How Hands-On Classes Are Dealing With Online School

Ariana Tackett, News Editor and Cartoonist

With the new virtual learning environment, many classes are having to relinquish precious in-person activities in favor of those that can be done through the computer screen. Classes that emphasize tactile learning are feeling this loss more than others, and teachers are working harder to give their students the instruction they need.

Many classes in FCPS’s Chantilly Academy focus on practical lessons, and teachers have creatively adjusted their instruction in order to make the most of online learning. 

Cosmetology—a course that teaches students how to care for hair, skin, and nails with an emphasis on safety and professional ethics—is best taught face to face.
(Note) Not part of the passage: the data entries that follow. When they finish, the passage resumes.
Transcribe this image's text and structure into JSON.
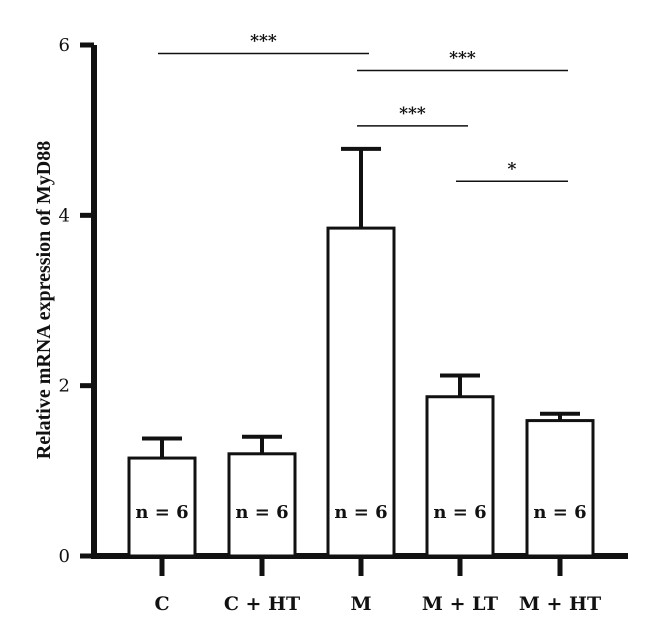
{
  "chart_data": {
    "type": "bar",
    "title": "",
    "xlabel": "",
    "ylabel": "Relative mRNA expression of MyD88",
    "ylim": [
      0,
      6
    ],
    "yticks": [
      0,
      2,
      4,
      6
    ],
    "categories": [
      "C",
      "C + HT",
      "M",
      "M + LT",
      "M + HT"
    ],
    "values": [
      1.15,
      1.2,
      3.85,
      1.87,
      1.59
    ],
    "errors": [
      0.23,
      0.2,
      0.93,
      0.25,
      0.08
    ],
    "n_labels": [
      "n = 6",
      "n = 6",
      "n = 6",
      "n = 6",
      "n = 6"
    ],
    "significance": [
      {
        "from": 0,
        "to": 2,
        "label": "***",
        "y": 5.9
      },
      {
        "from": 2,
        "to": 4,
        "label": "***",
        "y": 5.7
      },
      {
        "from": 2,
        "to": 3,
        "label": "***",
        "y": 5.05
      },
      {
        "from": 3,
        "to": 4,
        "label": "*",
        "y": 4.4
      }
    ],
    "grid": false,
    "legend": "none"
  }
}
Wayne White, Chantilly’s Cosmetology teacher, explains how he most misses “seeing [students’] body language when they don’t understand something” and “[helping] them perform a skill that they were struggling with.” The online disconnect can be detrimental to accurately teaching material to students, but Mr. White faces this challenge by “supporting [his] practical lessons with videos to help support their learning.”
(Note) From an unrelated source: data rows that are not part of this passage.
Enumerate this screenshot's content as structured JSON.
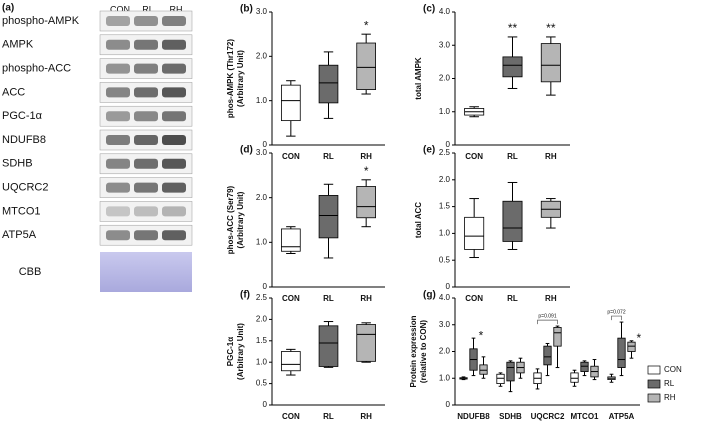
{
  "blot": {
    "panel_label": "(a)",
    "lanes": [
      "CON",
      "RL",
      "RH"
    ],
    "proteins": [
      "phospho-AMPK",
      "AMPK",
      "phospho-ACC",
      "ACC",
      "PGC-1α",
      "NDUFB8",
      "SDHB",
      "UQCRC2",
      "MTCO1",
      "ATP5A"
    ],
    "stain": "CBB"
  },
  "chart_data": [
    {
      "type": "box",
      "panel_label": "(b)",
      "ylabel": [
        "phos-AMPK (Thr172)",
        "(Arbitrary Unit)"
      ],
      "categories": [
        "CON",
        "RL",
        "RH"
      ],
      "colors": [
        "#ffffff",
        "#6b6b6b",
        "#b5b5b5"
      ],
      "boxes": [
        {
          "min": 0.2,
          "q1": 0.55,
          "median": 1.0,
          "q3": 1.35,
          "max": 1.45
        },
        {
          "min": 0.6,
          "q1": 0.95,
          "median": 1.4,
          "q3": 1.8,
          "max": 2.1
        },
        {
          "min": 1.15,
          "q1": 1.25,
          "median": 1.75,
          "q3": 2.3,
          "max": 2.5
        }
      ],
      "annotations": [
        {
          "text": "*",
          "category": "RH"
        }
      ],
      "ylim": [
        0,
        3
      ],
      "yticks": [
        0,
        {
          "value": 1,
          "label": "1.0"
        },
        {
          "value": 2,
          "label": "2.0"
        },
        {
          "value": 3,
          "label": "3.0"
        }
      ]
    },
    {
      "type": "box",
      "panel_label": "(c)",
      "ylabel": [
        "total AMPK"
      ],
      "categories": [
        "CON",
        "RL",
        "RH"
      ],
      "colors": [
        "#ffffff",
        "#6b6b6b",
        "#b5b5b5"
      ],
      "boxes": [
        {
          "min": 0.85,
          "q1": 0.9,
          "median": 1.0,
          "q3": 1.1,
          "max": 1.15
        },
        {
          "min": 1.7,
          "q1": 2.05,
          "median": 2.4,
          "q3": 2.65,
          "max": 3.25
        },
        {
          "min": 1.5,
          "q1": 1.9,
          "median": 2.4,
          "q3": 3.05,
          "max": 3.25
        }
      ],
      "annotations": [
        {
          "text": "**",
          "category": "RL"
        },
        {
          "text": "**",
          "category": "RH"
        }
      ],
      "ylim": [
        0,
        4
      ],
      "yticks": [
        0,
        {
          "value": 1,
          "label": "1.0"
        },
        {
          "value": 2,
          "label": "2.0"
        },
        {
          "value": 3,
          "label": "3.0"
        },
        {
          "value": 4,
          "label": "4.0"
        }
      ]
    },
    {
      "type": "box",
      "panel_label": "(d)",
      "ylabel": [
        "phos-ACC (Ser79)",
        "(Arbitrary Unit)"
      ],
      "categories": [
        "CON",
        "RL",
        "RH"
      ],
      "colors": [
        "#ffffff",
        "#6b6b6b",
        "#b5b5b5"
      ],
      "boxes": [
        {
          "min": 0.75,
          "q1": 0.8,
          "median": 0.9,
          "q3": 1.3,
          "max": 1.35
        },
        {
          "min": 0.65,
          "q1": 1.1,
          "median": 1.6,
          "q3": 2.05,
          "max": 2.3
        },
        {
          "min": 1.35,
          "q1": 1.55,
          "median": 1.8,
          "q3": 2.25,
          "max": 2.4
        }
      ],
      "annotations": [
        {
          "text": "*",
          "category": "RH"
        }
      ],
      "ylim": [
        0,
        3
      ],
      "yticks": [
        0,
        {
          "value": 1,
          "label": "1.0"
        },
        {
          "value": 2,
          "label": "2.0"
        },
        {
          "value": 3,
          "label": "3.0"
        }
      ]
    },
    {
      "type": "box",
      "panel_label": "(e)",
      "ylabel": [
        "total ACC"
      ],
      "categories": [
        "CON",
        "RL",
        "RH"
      ],
      "colors": [
        "#ffffff",
        "#6b6b6b",
        "#b5b5b5"
      ],
      "boxes": [
        {
          "min": 0.55,
          "q1": 0.7,
          "median": 0.95,
          "q3": 1.3,
          "max": 1.65
        },
        {
          "min": 0.7,
          "q1": 0.85,
          "median": 1.1,
          "q3": 1.6,
          "max": 1.95
        },
        {
          "min": 1.1,
          "q1": 1.3,
          "median": 1.45,
          "q3": 1.6,
          "max": 1.65
        }
      ],
      "ylim": [
        0,
        2.5
      ],
      "yticks": [
        0,
        0.5,
        {
          "value": 1,
          "label": "1.0"
        },
        1.5,
        {
          "value": 2,
          "label": "2.0"
        },
        2.5
      ]
    },
    {
      "type": "box",
      "panel_label": "(f)",
      "ylabel": [
        "PGC-1α",
        "(Arbitrary Unit)"
      ],
      "categories": [
        "CON",
        "RL",
        "RH"
      ],
      "colors": [
        "#ffffff",
        "#6b6b6b",
        "#b5b5b5"
      ],
      "boxes": [
        {
          "min": 0.7,
          "q1": 0.8,
          "median": 0.95,
          "q3": 1.25,
          "max": 1.3
        },
        {
          "min": 0.88,
          "q1": 0.9,
          "median": 1.45,
          "q3": 1.85,
          "max": 1.95
        },
        {
          "min": 1.0,
          "q1": 1.02,
          "median": 1.65,
          "q3": 1.88,
          "max": 1.92
        }
      ],
      "ylim": [
        0,
        2.5
      ],
      "yticks": [
        0,
        0.5,
        {
          "value": 1,
          "label": "1.0"
        },
        1.5,
        {
          "value": 2,
          "label": "2.0"
        },
        2.5
      ]
    },
    {
      "type": "box",
      "panel_label": "(g)",
      "ylabel": [
        "Protein expression",
        "(relative to CON)"
      ],
      "categories": [
        "NDUFB8",
        "SDHB",
        "UQCRC2",
        "MTCO1",
        "ATP5A"
      ],
      "series": [
        {
          "name": "CON",
          "color": "#ffffff",
          "boxes": [
            {
              "min": 0.95,
              "q1": 0.97,
              "median": 1.0,
              "q3": 1.02,
              "max": 1.05
            },
            {
              "min": 0.7,
              "q1": 0.8,
              "median": 1.0,
              "q3": 1.15,
              "max": 1.2
            },
            {
              "min": 0.6,
              "q1": 0.8,
              "median": 1.0,
              "q3": 1.2,
              "max": 1.35
            },
            {
              "min": 0.7,
              "q1": 0.85,
              "median": 1.0,
              "q3": 1.2,
              "max": 1.3
            },
            {
              "min": 0.85,
              "q1": 0.95,
              "median": 1.0,
              "q3": 1.05,
              "max": 1.15
            }
          ]
        },
        {
          "name": "RL",
          "color": "#6b6b6b",
          "boxes": [
            {
              "min": 1.1,
              "q1": 1.3,
              "median": 1.7,
              "q3": 2.1,
              "max": 2.5
            },
            {
              "min": 0.5,
              "q1": 0.9,
              "median": 1.4,
              "q3": 1.6,
              "max": 1.65
            },
            {
              "min": 1.1,
              "q1": 1.5,
              "median": 1.8,
              "q3": 2.2,
              "max": 2.3
            },
            {
              "min": 1.1,
              "q1": 1.25,
              "median": 1.45,
              "q3": 1.6,
              "max": 1.65
            },
            {
              "min": 1.1,
              "q1": 1.4,
              "median": 1.7,
              "q3": 2.5,
              "max": 3.1
            }
          ]
        },
        {
          "name": "RH",
          "color": "#b5b5b5",
          "boxes": [
            {
              "min": 1.0,
              "q1": 1.15,
              "median": 1.3,
              "q3": 1.5,
              "max": 1.8
            },
            {
              "min": 1.0,
              "q1": 1.2,
              "median": 1.4,
              "q3": 1.6,
              "max": 1.75
            },
            {
              "min": 1.4,
              "q1": 2.2,
              "median": 2.7,
              "q3": 2.9,
              "max": 2.95
            },
            {
              "min": 0.95,
              "q1": 1.05,
              "median": 1.25,
              "q3": 1.45,
              "max": 1.7
            },
            {
              "min": 1.75,
              "q1": 2.0,
              "median": 2.2,
              "q3": 2.35,
              "max": 2.4
            }
          ]
        }
      ],
      "annotations": [
        {
          "text": "*",
          "category": "NDUFB8",
          "series": "RL"
        },
        {
          "text": "p=0.091",
          "category": "UQCRC2",
          "bracket": [
            "CON",
            "RH"
          ]
        },
        {
          "text": "p=0.072",
          "category": "ATP5A",
          "bracket": [
            "CON",
            "RL"
          ]
        },
        {
          "text": "*",
          "category": "ATP5A",
          "series": "RH"
        }
      ],
      "ylim": [
        0,
        4
      ],
      "yticks": [
        0,
        {
          "value": 1,
          "label": "1.0"
        },
        {
          "value": 2,
          "label": "2.0"
        },
        {
          "value": 3,
          "label": "3.0"
        },
        {
          "value": 4,
          "label": "4.0"
        }
      ]
    }
  ]
}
Chantilly’s Auto Technology course enables students to have hands-on experience learning about the major systems of automobiles, and instructor Samuel Little expresses his disappointment with not being able to “get that close relationship with [his] students.” To combat this, he has implemented creative online “strategies and examples to show students how it will be in the real world.”

Photo courtesy of Nina Cava.

Another Chantilly course that is feeling the disappointment of online learning is the Culinary Arts class, taught by Clay Doubleday. Culinary Arts is a class best done within the walls of a kitchen, but online learning unfortunately prevents this. Mr. Doubleday reveals his frustration with how “all the work that was hands-on and immediate is now just paperwork.” He does admit that this has been a challenging learning experience for him as well, but he has learned how to live stream his cooking lessons with three cameras: “one camera on [him], one on the prep area and one on the stove.”

This lack of hands-on experiences because of the virtual environment of school directly affects many Woodson art students. Senior Nina Cava explains her frustration with having trouble “finding the motivation to do art outside of the classroom environment.” While she finds it relieving that there is less setup involved before creating her works, she misses “viewing others’ work and receiving advice on [her] own art.”